D’après Langdon Hammer, les lettres constituaient pour Bishop « le support d’une sociabilité gay à une époque où on ne pouvait guère parler librement de sexualité et d’identité sexuelle » (voir Hammer 106). Les cartes postales ont donc joué ce rôle crucial pour Bishop, contribuant à la création d’une communauté queer. Cela apparaît dans les légendes qu’elle ajoutait aux images trop stéréotypées, dans le choix d’images comme support tacite de contenus queer ou ses commentaires sur le genre et le regard genré. En outre, il lui arrivait souvent de rédiger à deux, avec ses compagnes, des cartes qu’elles envoyaient ensuite à d’autres couples gays ou lesbiens.

Carte postale montrant une jeune femme en robe bleue, posant dans un intérieur décoré et regardant directement le spectateur.

Carte à Lota de Macedo Soares, tableau de James Collinson, Le sac vide (1856/7), 26 juin 1964 (reproduite avec l’aimable autorisation de Farrar, Straus and Giroux)

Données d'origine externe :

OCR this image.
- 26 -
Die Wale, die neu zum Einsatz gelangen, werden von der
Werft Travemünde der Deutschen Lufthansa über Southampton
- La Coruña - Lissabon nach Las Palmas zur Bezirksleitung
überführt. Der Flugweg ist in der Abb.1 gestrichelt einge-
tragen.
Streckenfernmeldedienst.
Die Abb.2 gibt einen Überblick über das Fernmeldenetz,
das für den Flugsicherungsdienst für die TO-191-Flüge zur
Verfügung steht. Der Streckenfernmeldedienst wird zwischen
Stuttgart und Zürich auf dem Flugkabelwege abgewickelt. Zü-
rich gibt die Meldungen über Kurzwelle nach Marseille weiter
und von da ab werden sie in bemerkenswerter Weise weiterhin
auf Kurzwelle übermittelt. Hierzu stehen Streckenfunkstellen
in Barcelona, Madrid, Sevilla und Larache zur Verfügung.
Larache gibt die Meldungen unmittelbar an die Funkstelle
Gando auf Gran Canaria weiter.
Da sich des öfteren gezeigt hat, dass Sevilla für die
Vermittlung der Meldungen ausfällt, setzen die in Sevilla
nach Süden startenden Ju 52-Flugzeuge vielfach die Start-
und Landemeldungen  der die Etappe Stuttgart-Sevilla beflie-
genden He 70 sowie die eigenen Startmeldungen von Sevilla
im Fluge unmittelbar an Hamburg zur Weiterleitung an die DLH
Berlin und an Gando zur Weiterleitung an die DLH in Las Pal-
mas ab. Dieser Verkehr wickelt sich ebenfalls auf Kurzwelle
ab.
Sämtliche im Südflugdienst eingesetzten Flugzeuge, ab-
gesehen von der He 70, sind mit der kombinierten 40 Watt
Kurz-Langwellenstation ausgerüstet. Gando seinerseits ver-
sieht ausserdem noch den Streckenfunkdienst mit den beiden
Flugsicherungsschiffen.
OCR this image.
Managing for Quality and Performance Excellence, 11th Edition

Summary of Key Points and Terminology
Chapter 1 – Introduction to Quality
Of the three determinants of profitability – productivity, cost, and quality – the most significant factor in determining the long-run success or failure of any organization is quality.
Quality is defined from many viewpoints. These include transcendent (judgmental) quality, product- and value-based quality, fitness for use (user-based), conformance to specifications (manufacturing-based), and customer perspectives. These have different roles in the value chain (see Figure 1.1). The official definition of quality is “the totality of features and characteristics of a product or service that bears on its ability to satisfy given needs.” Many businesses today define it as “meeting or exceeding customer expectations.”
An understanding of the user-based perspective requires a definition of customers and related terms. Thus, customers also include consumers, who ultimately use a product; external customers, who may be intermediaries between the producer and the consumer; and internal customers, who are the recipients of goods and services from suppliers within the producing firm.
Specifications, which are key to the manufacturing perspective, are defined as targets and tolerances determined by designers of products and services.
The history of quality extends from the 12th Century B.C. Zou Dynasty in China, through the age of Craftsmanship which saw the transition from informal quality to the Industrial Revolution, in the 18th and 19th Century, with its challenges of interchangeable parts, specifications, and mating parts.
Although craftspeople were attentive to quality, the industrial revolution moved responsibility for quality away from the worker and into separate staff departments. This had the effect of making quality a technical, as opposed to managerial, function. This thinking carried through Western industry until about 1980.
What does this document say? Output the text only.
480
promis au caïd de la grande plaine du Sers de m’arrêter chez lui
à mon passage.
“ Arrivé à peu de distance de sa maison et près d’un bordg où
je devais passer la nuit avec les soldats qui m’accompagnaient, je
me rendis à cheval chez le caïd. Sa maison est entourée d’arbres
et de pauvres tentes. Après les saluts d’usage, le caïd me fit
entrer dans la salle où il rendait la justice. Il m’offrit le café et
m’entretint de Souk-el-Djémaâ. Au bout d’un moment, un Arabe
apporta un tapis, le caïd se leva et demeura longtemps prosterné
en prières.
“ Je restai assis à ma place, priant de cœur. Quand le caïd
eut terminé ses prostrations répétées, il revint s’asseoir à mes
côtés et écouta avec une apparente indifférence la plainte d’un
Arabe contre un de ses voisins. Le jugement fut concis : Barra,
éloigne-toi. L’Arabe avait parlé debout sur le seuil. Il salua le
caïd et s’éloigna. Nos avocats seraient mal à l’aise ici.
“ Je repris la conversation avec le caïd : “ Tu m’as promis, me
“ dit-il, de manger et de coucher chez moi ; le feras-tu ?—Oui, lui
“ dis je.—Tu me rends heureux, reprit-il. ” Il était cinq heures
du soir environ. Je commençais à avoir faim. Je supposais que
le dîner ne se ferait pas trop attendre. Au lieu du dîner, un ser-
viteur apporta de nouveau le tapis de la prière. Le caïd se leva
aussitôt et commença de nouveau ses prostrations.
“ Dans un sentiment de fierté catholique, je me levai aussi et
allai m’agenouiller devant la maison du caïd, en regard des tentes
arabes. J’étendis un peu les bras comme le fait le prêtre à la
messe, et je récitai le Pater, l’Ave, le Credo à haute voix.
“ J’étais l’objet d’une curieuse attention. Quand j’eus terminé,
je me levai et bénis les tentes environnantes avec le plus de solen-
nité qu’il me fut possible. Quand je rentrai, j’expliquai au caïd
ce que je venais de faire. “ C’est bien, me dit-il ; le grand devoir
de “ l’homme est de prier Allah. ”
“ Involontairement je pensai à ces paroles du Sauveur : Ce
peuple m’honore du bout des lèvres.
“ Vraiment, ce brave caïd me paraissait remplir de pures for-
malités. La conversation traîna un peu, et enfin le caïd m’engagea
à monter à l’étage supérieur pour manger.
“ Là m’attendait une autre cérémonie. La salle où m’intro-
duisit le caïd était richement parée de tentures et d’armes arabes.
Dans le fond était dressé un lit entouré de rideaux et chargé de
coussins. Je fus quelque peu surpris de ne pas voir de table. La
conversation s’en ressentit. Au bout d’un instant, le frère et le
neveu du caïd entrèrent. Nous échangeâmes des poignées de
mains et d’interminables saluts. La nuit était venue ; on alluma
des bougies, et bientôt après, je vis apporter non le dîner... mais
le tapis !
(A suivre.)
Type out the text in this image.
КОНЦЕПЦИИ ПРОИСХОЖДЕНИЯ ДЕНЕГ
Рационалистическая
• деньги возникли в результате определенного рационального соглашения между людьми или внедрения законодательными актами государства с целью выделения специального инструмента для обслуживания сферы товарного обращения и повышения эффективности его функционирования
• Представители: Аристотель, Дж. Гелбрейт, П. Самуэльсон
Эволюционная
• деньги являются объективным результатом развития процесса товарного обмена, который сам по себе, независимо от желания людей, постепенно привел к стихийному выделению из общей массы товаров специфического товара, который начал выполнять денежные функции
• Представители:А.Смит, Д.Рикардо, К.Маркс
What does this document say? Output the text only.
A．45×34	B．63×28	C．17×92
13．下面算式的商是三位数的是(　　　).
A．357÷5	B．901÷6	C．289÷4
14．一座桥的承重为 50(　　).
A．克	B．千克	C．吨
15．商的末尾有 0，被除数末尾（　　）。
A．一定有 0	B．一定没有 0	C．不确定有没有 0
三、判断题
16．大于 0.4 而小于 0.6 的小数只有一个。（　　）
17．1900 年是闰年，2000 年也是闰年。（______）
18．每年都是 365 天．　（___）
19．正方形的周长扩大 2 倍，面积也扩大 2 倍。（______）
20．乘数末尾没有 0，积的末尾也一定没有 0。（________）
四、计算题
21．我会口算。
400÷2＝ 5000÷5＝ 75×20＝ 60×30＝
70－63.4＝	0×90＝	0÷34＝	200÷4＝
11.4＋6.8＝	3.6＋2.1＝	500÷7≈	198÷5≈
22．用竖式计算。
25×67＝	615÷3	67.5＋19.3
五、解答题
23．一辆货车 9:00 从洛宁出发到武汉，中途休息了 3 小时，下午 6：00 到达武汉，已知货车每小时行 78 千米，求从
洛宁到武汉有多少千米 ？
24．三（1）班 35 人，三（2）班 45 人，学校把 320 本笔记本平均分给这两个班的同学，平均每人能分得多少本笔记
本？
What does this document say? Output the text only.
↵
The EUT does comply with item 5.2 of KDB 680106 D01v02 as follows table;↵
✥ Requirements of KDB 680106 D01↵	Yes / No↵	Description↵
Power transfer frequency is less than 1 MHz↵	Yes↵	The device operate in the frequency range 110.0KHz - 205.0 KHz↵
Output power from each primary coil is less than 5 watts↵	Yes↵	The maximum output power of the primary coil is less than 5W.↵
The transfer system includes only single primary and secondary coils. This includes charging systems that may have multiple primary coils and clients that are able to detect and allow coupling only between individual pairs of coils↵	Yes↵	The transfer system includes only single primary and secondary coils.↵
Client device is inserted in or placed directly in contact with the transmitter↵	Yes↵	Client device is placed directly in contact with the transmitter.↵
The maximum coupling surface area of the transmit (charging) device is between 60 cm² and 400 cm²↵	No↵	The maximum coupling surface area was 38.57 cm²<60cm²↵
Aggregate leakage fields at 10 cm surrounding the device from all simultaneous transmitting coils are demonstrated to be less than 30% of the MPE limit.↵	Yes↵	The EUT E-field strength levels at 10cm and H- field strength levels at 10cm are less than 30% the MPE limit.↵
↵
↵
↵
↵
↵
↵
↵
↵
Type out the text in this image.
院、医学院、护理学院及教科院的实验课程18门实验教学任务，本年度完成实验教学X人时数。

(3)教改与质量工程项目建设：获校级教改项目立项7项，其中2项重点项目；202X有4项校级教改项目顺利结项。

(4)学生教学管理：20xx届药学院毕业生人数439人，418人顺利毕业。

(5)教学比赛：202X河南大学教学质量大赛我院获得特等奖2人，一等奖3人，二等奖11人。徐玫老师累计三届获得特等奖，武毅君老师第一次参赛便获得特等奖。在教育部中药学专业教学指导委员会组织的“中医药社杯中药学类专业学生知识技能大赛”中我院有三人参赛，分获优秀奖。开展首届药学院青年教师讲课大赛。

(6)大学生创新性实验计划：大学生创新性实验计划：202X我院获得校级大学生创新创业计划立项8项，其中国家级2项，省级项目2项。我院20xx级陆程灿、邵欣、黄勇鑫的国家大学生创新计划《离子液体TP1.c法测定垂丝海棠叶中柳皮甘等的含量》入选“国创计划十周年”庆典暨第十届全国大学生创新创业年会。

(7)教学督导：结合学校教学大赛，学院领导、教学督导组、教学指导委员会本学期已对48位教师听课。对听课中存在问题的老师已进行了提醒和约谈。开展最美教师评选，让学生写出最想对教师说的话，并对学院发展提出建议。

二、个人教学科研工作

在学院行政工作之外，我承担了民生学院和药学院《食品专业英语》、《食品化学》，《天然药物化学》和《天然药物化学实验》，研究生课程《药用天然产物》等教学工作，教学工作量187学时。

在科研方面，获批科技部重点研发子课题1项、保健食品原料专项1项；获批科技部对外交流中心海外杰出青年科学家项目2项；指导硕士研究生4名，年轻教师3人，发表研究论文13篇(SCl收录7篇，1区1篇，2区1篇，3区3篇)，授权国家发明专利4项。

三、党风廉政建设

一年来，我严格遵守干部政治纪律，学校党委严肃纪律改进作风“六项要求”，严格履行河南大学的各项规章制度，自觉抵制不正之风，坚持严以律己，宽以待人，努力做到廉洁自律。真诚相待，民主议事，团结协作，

Les légendes qu’elle avait l’habitude d’ajouter sur des cartes déjà titrées prennent un tour résolument camp sur celles qu’elle destine à ses amis queer. C’est le cas de la carte grecque envoyée à James Merrill, qui montre une couronne de fleurs autour des mains enlacées d’un homme et d’une femme, et sur laquelle Bishop écrit : « C’est pour te féliciter de tes fiançailles ou te demander en mariage… enfin, je crois bien ». Dans ses légendes, Bishop se moque souvent des images stéréotypées représentant des couples hétérosexuels, des mariages ou des familles nucléaires. Dans son court poème « Exchanging Hats », elle suggère que les genres sont interchangeables ; sur une carte du château de Blarney, elle note au-dessus d’une personne aux cheveux courts qui porte une jupe : « Homme ? ». Et bien sûr, comme mentionné plus haut, Louise Crane et elle prennent la pose sous les traits de deux boxeurs. Ce faisant, Bishop dialogue avec l’artiste queer Claude Cahun, qui s’était photographié en boxeur en 1927, mais également avec Marcel Duchamp qui, sur une carte postale de la Joconde, dessina une barbe et une moustache pour introduire du trouble dans le genre. Toutes ces cartes jouent en somme avec les codes de la masculinité et de la féminité pour bousculer les stéréotypes « readymade ».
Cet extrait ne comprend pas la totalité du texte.